Jan Gray is a master at fitting 32-bit CPUs into programmable-logic fabrics and he writes a blog called FPGA CPU News, subtitled “Exploring Parallel Computer Architecture with FPGAs.” One of his recent posts titled “FPGAs, Then and Now” compares the fitting of one of Gray’s J32 32-bit RISC CPUs into a Xilinx XC4010PC84-5 FPGA circa 1995 versus implementing the same processor in a contemporary Xilinx Virtex-7 XC7VX690T FPGA. Gray’s J32 processor employs a classic RISC architecture with a 3-operand instruction, a 4-stage pipeline (fetch, register read, execute, writeback), and a 32-register operand file.
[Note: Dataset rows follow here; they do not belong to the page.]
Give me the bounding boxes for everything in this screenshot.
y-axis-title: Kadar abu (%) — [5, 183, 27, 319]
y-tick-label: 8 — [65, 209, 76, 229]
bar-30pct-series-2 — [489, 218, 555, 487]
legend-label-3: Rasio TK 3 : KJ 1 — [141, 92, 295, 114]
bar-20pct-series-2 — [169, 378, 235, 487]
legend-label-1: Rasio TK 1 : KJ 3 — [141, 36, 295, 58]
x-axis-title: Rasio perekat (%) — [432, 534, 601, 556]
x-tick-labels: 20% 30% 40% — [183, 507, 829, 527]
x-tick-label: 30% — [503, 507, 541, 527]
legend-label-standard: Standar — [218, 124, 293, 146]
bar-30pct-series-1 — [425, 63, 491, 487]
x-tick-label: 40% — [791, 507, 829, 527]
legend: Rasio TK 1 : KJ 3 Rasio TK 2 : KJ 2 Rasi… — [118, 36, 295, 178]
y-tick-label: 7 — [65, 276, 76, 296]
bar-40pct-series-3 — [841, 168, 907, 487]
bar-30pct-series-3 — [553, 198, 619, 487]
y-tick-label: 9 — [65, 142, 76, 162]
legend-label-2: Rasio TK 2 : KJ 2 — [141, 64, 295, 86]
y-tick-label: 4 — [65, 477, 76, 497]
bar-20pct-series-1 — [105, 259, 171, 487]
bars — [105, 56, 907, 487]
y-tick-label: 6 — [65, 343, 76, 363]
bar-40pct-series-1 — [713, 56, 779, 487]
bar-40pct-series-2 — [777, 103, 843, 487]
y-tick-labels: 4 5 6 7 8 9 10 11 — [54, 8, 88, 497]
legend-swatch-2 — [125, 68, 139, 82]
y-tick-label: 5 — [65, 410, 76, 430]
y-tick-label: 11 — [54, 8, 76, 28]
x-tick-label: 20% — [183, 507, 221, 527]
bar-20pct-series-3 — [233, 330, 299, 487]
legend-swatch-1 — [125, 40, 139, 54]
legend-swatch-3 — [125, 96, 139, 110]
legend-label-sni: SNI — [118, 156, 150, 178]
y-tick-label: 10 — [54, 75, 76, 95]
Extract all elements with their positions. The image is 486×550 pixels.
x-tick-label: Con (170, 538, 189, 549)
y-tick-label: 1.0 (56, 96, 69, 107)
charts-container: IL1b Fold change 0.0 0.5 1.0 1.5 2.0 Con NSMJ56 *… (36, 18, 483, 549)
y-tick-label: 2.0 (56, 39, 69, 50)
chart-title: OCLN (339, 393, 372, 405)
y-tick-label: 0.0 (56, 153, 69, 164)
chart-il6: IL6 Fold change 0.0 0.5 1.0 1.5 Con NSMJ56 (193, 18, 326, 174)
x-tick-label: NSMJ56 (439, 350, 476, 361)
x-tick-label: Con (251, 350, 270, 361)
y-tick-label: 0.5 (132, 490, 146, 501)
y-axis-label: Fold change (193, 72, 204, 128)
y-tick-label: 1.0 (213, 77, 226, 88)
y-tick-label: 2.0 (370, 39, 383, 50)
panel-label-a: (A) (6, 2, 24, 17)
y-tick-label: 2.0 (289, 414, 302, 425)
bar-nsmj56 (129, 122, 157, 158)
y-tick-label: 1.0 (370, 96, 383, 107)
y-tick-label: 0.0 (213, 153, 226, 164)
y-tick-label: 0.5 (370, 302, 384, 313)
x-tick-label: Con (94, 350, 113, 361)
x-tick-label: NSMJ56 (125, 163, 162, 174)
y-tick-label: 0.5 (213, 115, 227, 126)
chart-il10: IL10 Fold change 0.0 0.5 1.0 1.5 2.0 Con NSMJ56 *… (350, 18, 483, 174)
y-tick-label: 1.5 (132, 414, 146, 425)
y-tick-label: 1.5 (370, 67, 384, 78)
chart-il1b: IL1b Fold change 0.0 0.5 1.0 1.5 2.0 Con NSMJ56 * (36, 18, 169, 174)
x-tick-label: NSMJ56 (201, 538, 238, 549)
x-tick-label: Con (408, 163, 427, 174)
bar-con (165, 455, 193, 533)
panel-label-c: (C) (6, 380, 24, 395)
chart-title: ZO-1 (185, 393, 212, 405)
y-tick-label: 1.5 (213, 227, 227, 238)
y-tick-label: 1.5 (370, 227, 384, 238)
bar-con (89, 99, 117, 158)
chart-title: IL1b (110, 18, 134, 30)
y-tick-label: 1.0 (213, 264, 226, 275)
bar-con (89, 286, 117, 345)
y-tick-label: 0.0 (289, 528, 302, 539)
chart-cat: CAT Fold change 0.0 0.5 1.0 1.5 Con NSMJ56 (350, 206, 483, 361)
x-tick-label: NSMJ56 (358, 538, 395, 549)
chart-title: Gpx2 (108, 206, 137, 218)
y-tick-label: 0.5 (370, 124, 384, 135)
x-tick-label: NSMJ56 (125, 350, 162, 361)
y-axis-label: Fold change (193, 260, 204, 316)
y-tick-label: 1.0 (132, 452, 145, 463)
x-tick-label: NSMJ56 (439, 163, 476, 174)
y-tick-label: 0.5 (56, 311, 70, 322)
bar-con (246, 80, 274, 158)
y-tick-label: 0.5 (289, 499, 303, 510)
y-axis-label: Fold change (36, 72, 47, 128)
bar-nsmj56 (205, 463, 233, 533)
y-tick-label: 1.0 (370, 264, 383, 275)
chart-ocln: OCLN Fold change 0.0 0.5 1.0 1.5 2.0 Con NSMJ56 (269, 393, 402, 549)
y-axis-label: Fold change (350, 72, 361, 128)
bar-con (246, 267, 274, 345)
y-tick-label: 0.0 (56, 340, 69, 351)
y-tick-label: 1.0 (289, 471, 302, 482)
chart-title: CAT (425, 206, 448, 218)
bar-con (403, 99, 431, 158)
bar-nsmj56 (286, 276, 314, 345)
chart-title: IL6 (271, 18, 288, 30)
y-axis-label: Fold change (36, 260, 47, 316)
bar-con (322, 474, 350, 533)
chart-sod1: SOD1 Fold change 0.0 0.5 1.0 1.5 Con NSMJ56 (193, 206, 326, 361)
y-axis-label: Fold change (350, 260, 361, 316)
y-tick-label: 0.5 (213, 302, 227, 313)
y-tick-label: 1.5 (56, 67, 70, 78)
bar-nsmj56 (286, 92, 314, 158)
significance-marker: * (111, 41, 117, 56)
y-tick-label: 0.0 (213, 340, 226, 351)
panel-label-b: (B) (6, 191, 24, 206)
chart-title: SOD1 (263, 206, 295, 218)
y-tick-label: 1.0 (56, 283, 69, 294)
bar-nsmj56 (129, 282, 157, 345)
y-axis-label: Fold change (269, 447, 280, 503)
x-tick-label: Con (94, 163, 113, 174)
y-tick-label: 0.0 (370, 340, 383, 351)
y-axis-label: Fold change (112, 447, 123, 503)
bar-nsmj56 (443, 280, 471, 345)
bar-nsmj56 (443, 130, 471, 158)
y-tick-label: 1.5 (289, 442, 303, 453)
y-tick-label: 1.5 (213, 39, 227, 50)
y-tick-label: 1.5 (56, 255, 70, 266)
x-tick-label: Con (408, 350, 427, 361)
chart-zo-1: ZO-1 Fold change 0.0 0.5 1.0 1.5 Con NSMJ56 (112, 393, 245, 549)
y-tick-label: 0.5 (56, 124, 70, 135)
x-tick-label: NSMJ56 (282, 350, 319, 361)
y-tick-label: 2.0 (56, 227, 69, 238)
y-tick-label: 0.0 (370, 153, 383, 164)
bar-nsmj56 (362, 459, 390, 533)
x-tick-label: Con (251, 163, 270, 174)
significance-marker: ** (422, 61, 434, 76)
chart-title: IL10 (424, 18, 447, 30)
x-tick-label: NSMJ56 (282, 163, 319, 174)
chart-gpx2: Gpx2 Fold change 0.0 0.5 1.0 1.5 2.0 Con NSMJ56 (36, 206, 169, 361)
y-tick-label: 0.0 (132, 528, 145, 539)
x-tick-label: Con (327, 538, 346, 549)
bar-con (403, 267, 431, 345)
In 1995, Gray’s J32 processor consumed essentially all of 800 of the 4-input LUTs in an XC4010 FPGA. The layout looked like this:
Fast-forward 13 years. The same J32 processor core plugs into a Virtex-7 XC7VX690T FPGA—which has more than 433,000 6-input LUTs—one thousand times with room left for 250 router cores to interconnect the 1000 processors. The layout for one J32 RISC processor looks like this:
“In other words, in the past 18 years Moore’s Law has taken us from 1K LUTs per FPGA to 1K 32-bit CPUs per FPGA” writes Gray. (By the way, the largest Virtex Ultrascale 3D FPGA has 4.4 million logic cells, so the logic capacity is sufficient for perhaps more than 10,000 of Jan Gray’s 32-bit J32 RISC CPUs with interconnect. But wait! See Note below.)
If the interaction between processors and FPGAs plays a role in your system design, take a look at Jan Gray’s blog posts on FPGA CPU News.
Note: Per Jan Gray's comment, the Virtex UltraScale VU440 FPGA has 2520 BRAMs so that becomes the limit to a straight port of Gray's design—"only" 2520 32-bit RISC processor cores. So perhaps the Virtex UltraScale XCVU160 with more BRAMs and fewer logic resources might be a better choice in this case. I'll leave it to Jan to suss this out.